On the streets of Tiruppur, the air is full of the odour of chemicals and dyes used in fabrics. At least one person in almost every family is connected with the textile and garment industry that makes the hosiery, knitwear, casual wear and sportswear sold all over the country.
These days, the acrid odour is still around but the town, in Tamil Nadu, has lost its mojo. The prices of cotton and yarn have gone up, forcing factories to work at reduced capacity while wholesale shops look deserted with hardly any takers for clothes.
“Tiruppur was never like this. These streets were always active with thousands of people visiting our shops during the current months,” said Zakir Ahmed, who runs a wholesale shop, K C Apparels, at Khaderpet.
Located opposite the railway station, Khaderpet is the largest wholesale market in the town. Tiruppur contributed 54.2 per cent of India’s textile exports in the last fiscal.

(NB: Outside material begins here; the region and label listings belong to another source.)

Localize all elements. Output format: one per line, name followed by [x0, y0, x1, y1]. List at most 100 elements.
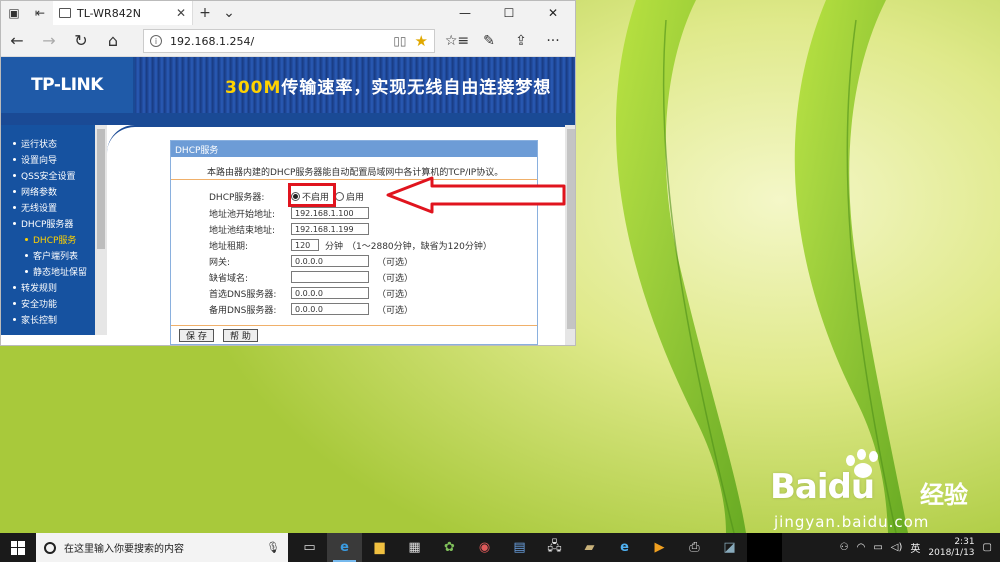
windows-start-icon[interactable]: [0, 533, 36, 562]
favorites-hub-icon[interactable]: ☆≡: [441, 25, 473, 57]
app-icon-4[interactable]: ⎙: [677, 533, 712, 562]
sidebar-item-client-list[interactable]: 客户端列表: [1, 247, 95, 263]
new-tab-icon[interactable]: +: [193, 5, 217, 21]
network-app-icon[interactable]: 🖧: [537, 533, 572, 562]
microphone-icon[interactable]: 🎙: [266, 541, 280, 554]
ime-indicator[interactable]: 英: [910, 540, 920, 555]
end-address-label: 地址池结束地址:: [209, 225, 276, 236]
sidebar-item-qss[interactable]: QSS安全设置: [1, 167, 95, 183]
close-icon[interactable]: ✕: [531, 1, 575, 25]
battery-icon[interactable]: ▭: [873, 542, 882, 553]
dns1-input[interactable]: 0.0.0.0: [291, 287, 369, 299]
nav-right-tools: ☆≡ ✎ ⇪ ···: [441, 25, 569, 57]
domain-input[interactable]: [291, 271, 369, 283]
file-explorer-icon[interactable]: ▆: [362, 533, 397, 562]
sidebar-scrollbar[interactable]: [95, 125, 107, 335]
close-tab-icon[interactable]: ✕: [176, 6, 186, 20]
tab-tl-wr842n[interactable]: TL-WR842N ✕: [53, 1, 193, 25]
minimize-icon[interactable]: —: [443, 1, 487, 25]
system-tray: ⚇ ◠ ▭ ◁) 英 2:31 2018/1/13 ▢: [840, 533, 1000, 562]
lease-unit: 分钟: [325, 241, 344, 252]
router-banner: TP-LINK 300M传输速率，实现无线自由连接梦想: [1, 57, 575, 113]
taskbar-search[interactable]: 在这里输入你要搜索的内容 🎙: [36, 533, 288, 562]
speaker-icon[interactable]: ◁): [891, 542, 903, 553]
app-icon-1[interactable]: ◉: [467, 533, 502, 562]
sidebar-item-dhcp-server[interactable]: DHCP服务器: [1, 215, 95, 231]
dhcp-panel: DHCP服务 本路由器内建的DHCP服务器能自动配置局域网中各计算机的TCP/I…: [170, 140, 538, 345]
maximize-icon[interactable]: ☐: [487, 1, 531, 25]
calculator-icon[interactable]: ▦: [397, 533, 432, 562]
set-aside-tabs-icon[interactable]: ⇤: [27, 1, 53, 25]
dns2-input[interactable]: 0.0.0.0: [291, 303, 369, 315]
panel-title: DHCP服务: [171, 141, 537, 157]
media-player-icon[interactable]: ▶: [642, 533, 677, 562]
task-view-icon[interactable]: ▭: [292, 533, 327, 562]
info-icon[interactable]: i: [150, 35, 162, 47]
watermark-word: 经验: [920, 481, 968, 509]
address-url[interactable]: 192.168.1.254/: [170, 35, 385, 48]
lease-input[interactable]: 120: [291, 239, 319, 251]
more-icon[interactable]: ···: [537, 25, 569, 57]
gateway-optional: （可选）: [377, 257, 414, 268]
end-address-input[interactable]: 192.168.1.199: [291, 223, 369, 235]
sidebar-menu: 运行状态 设置向导 QSS安全设置 网络参数 无线设置 DHCP服务器 DHCP…: [1, 125, 95, 335]
sidebar-item-parental[interactable]: 家长控制: [1, 311, 95, 327]
window-controls: — ☐ ✕: [443, 1, 575, 25]
save-button[interactable]: 保 存: [179, 329, 214, 342]
dns1-optional: （可选）: [377, 289, 414, 300]
sidebar-item-network[interactable]: 网络参数: [1, 183, 95, 199]
dns1-row: 首选DNS服务器: 0.0.0.0 （可选）: [209, 286, 413, 300]
paint-icon[interactable]: ✿: [432, 533, 467, 562]
clock[interactable]: 2:31 2018/1/13: [928, 537, 974, 559]
domain-optional: （可选）: [377, 273, 414, 284]
cmd-icon[interactable]: ■: [747, 533, 782, 562]
gateway-label: 网关:: [209, 257, 231, 268]
sidebar-item-security[interactable]: 安全功能: [1, 295, 95, 311]
sidebar-item-wizard[interactable]: 设置向导: [1, 151, 95, 167]
sidebar-item-dhcp-service[interactable]: DHCP服务: [1, 231, 95, 247]
dns1-label: 首选DNS服务器:: [209, 289, 277, 300]
people-icon[interactable]: ⚇: [840, 542, 849, 553]
reading-view-icon[interactable]: ▯▯: [393, 34, 406, 48]
back-icon[interactable]: ←: [1, 25, 33, 57]
help-button[interactable]: 帮 助: [223, 329, 258, 342]
forward-icon[interactable]: →: [33, 25, 65, 57]
home-icon[interactable]: ⌂: [97, 25, 129, 57]
sidebar-item-wireless[interactable]: 无线设置: [1, 199, 95, 215]
start-address-row: 地址池开始地址: 192.168.1.100: [209, 206, 369, 220]
gateway-row: 网关: 0.0.0.0 （可选）: [209, 254, 413, 268]
slogan: 300M传输速率，实现无线自由连接梦想: [225, 73, 551, 98]
address-bar[interactable]: i 192.168.1.254/ ▯▯ ★: [143, 29, 435, 53]
notifications-icon[interactable]: ▢: [983, 542, 992, 553]
wifi-icon[interactable]: ◠: [857, 542, 866, 553]
watermark-url: jingyan.baidu.com: [774, 513, 930, 531]
star-icon[interactable]: ★: [415, 32, 428, 50]
radio-enable-dot[interactable]: [335, 191, 345, 201]
app-icon-2[interactable]: ▤: [502, 533, 537, 562]
sidebar-item-status[interactable]: 运行状态: [1, 135, 95, 151]
search-placeholder[interactable]: 在这里输入你要搜索的内容: [64, 540, 258, 555]
start-address-label: 地址池开始地址:: [209, 209, 276, 220]
sidebar-item-static-reserve[interactable]: 静态地址保留: [1, 263, 95, 279]
tab-preview-icon[interactable]: ▣: [1, 1, 27, 25]
pen-icon[interactable]: ✎: [473, 25, 505, 57]
main-scrollbar[interactable]: [565, 125, 575, 345]
chevron-down-icon[interactable]: ⌄: [217, 5, 241, 21]
watermark-logo: Baidu: [770, 467, 875, 507]
domain-label: 缺省域名:: [209, 273, 249, 284]
sidebar-item-forwarding[interactable]: 转发规则: [1, 279, 95, 295]
app-icon-3[interactable]: ▰: [572, 533, 607, 562]
highlight-box: [288, 183, 336, 207]
page-icon: [59, 8, 71, 18]
cortana-icon: [44, 541, 56, 554]
edge-icon[interactable]: e: [327, 533, 362, 562]
end-address-row: 地址池结束地址: 192.168.1.199: [209, 222, 369, 236]
ie-icon[interactable]: e: [607, 533, 642, 562]
radio-enable[interactable]: 启用: [335, 190, 364, 203]
app-icon-5[interactable]: ◪: [712, 533, 747, 562]
share-icon[interactable]: ⇪: [505, 25, 537, 57]
refresh-icon[interactable]: ↻: [65, 25, 97, 57]
tplink-logo-box: TP-LINK: [1, 57, 133, 113]
gateway-input[interactable]: 0.0.0.0: [291, 255, 369, 267]
start-address-input[interactable]: 192.168.1.100: [291, 207, 369, 219]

Despite the pandemic, the hub posted exports of Rs 33,525 crore in 2021-2022, contributing to around 1 per cent of the country’s exports revenue. If domestic markets are also added, the total sales of Tiruppur per annum used to be nearly Rs 75,000 crore.
Holding up some sportswear, Ahmed said: “Even two months ago, this used to cost around Rs 100 per unit, which has increased to Rs 130 now. That itself shows how much prices have increased. But the hike is still only a fraction of what cotton and yarn prices have increased by. We have a limit in how much of the burden can be passed to the consumer.”
Sheikh J, a 30-year-old wholesaler who runs a shop in the Kariya Gounder area of Khaderpet, believes that every small-scale business and indeed the entire economy of the region is dependent on the textile industry.
“At the wholesale market, we are seeing a dip of 30 per cent in our sales. The price rise of cotton and yarn is making life difficult for people like us, who are dependent on it right down the value chain,” said Sheikh.
According to the data shared by industry sources, yarn prices increased by 112 per cent from around Rs 210 per kg in June 2021 to Rs 446 per kg now.
“Work in most of the garment units has come down. We want the government to ensure that there is a dip in yarn prices, else our margins will get severely hit as we will not be able to fully pass it on to the buyers,” said Ravi Chandran, secretary of the Domestic Garment Manufacturers’ Association.
Based on estimates, a Rs 50 increase in yarn prices may normally lead to an increase of around Rs 18-19. “A major roadblock for us is fixing prices for advance purchase orders. When we take orders three to six months in advance, the unprecedented price hike affects us badly,” said R Senthil Kumar of Premier Agencies, a small and medium enterprise garment manufacturer.
For people like Kumar, the loss of business occurs because medium to small enterprises do contracts for raw materials on a monthly basis. The hike has come as a shock for an industry that was expecting recovery after the pandemic.
According to the Tiruppur Exporter’s Association, the price of cotton per candy increased from Rs 37,000 in June 2020 to Rs 97,500 currently.
The association wanted a special scheme for micro small and medium enterprises (MSME) under the Emergency Credit Line Guarantee Scheme. In this, 10-20 per cent of the existing credit would be given immediately, mainly to bail out the knitwear garment sector that comprises 95 per cent of MSMEs.
“As an immediate step, we were also demanding the delisting of cotton from the MCX, a ban on cotton exports and steps to ensure that cotton hoarding is not allowed,” said Raja M Shanmugham, president, Tiruppur Exporters’ Association.
The industry also wants the creation of a buffer stock by the Cotton Corporation of India, similar to that of China. Despite being the largest cotton producing country in the world, India stands only sixth in garment exports - behind China, Bangladesh, Vietnam, Cambodia and Sri Lanka.
Several garment manufacturers and spinning mills in Tiruppur have cut down on production, leading to a labour surplus.
“The industry is facing a working capital shortage. Some of the units have reduced production by 30 per cent because of this. We may not be able to stop production though as that may lead to a labour shortage in the longer run,” said Kumar.
Spinning mills, on the other hand, have already started production cuts. Machine speeds have been reduced by 5-10 per cent.
“Right from spinning mills to garment manufacturers, no one is making money. For the past month we have started reducing the speed of the machine. We are suffering losses to the tune of around Rs 20-25 per kg of yarn. If we completely stop production, the number of skilled labourers may fall,” said Siva Balan, director of S P Spinning Mills.
He added that yarn movement has declined by 30-40 per cent compared to a normal May, hinting at an overall decline in yarn and garment manufacturing in the area.
As to the solution, Ahmed said only ‘government support or god’ can avert huge losses in 2022-23 in Tiruppur and revive the life that used to be on the streets.